A investigação também entra em contato com os órgãos que fazem o controle aéreo e monitoram a meteorologia, entre outros, para reconstituir as condições de voo no momento da queda.
Médicos analisam as condições fisiológicas da tripulação, psicólogos dão parecer sobre as gravações dentro da cabine e relatos de familiares dos tripulantes, e engenheiros aeronáuticos avaliam as peças do avião recolhidas pelo Cenipa.
“Temos doutores em engenharia da Força Aérea formados pelo ITA [Instituto Tecnológico de Aeronáutica] que realizam os pareceres da abertura dos motores, para dizer se os motores estavam desenvolvendo potência, se estavam no momento do impacto, quais foram as deformidades, se apresentava algum problema”, explicou Moreno durante o programa.
É comum que a conclusão do inquérito de cada acidente só seja publicada um ou dois anos após o acidente. No caso do acidente do AirBus A320 operado pela TAM (atual Latam) que deixou 199 mortos em julho de 2007, por exemplo, o relatório final só foi finalizado mais de dois anos depois. Para o acidente que vitimou o ex-governador Eduardo Campos, então candidato à presidência da República, foi necessário cerca de um ano e meio.
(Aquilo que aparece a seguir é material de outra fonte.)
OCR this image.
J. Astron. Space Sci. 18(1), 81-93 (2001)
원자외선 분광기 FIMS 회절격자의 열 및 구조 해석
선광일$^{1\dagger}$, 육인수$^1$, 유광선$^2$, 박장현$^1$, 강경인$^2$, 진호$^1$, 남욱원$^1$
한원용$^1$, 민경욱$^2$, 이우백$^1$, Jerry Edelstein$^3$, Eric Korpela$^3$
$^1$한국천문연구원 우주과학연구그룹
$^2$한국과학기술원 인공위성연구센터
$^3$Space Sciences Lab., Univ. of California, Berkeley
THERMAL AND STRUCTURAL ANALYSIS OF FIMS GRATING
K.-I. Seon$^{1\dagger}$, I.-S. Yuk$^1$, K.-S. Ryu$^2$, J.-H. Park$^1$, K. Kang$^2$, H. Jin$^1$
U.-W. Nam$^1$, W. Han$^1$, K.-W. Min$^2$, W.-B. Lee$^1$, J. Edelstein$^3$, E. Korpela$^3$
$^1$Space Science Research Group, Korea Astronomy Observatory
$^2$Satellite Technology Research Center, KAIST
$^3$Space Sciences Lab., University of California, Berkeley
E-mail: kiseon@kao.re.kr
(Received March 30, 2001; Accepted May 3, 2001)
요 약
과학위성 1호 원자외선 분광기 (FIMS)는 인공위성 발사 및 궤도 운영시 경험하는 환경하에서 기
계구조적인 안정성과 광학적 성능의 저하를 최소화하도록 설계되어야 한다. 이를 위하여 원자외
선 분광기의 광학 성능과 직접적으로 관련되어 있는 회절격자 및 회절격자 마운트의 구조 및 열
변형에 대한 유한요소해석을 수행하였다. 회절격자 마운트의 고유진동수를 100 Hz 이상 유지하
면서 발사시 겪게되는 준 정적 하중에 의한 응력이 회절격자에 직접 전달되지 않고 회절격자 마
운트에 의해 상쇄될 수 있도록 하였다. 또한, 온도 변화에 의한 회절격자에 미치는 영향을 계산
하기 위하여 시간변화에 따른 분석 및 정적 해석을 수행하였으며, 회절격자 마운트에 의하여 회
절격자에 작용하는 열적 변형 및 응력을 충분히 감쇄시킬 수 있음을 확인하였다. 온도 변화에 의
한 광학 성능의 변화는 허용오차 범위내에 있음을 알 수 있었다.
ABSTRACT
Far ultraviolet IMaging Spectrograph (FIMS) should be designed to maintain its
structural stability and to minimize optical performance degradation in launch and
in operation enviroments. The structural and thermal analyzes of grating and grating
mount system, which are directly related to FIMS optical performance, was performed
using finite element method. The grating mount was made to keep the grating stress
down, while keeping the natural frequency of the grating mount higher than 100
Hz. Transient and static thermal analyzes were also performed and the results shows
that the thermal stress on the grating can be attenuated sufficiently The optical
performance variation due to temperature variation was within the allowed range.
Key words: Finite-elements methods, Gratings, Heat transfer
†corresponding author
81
Essa não é uma particularidade brasileira. O relatório final sobre voo Air France 447 feito pela autoridade francesa para investigações aéreas, o Bureau dEnquêtes et dAnalyses, levou cerca de três anos para ser concluído. Nest e caso, houve mais de dois anos de buscas pelas caixas-pretas, encontradas no mar. Com 228 vítimas, o acidente de 2009 é considerado a maior tragédia aérea na história brasileira.
Os processos para responsabilização criminal também podem se arrastar por anos. No caso do acidente com o A320 da TAM, por exemplo, uma denúncia só foi oferecida pelo Ministério Público Federal quatro anos depois.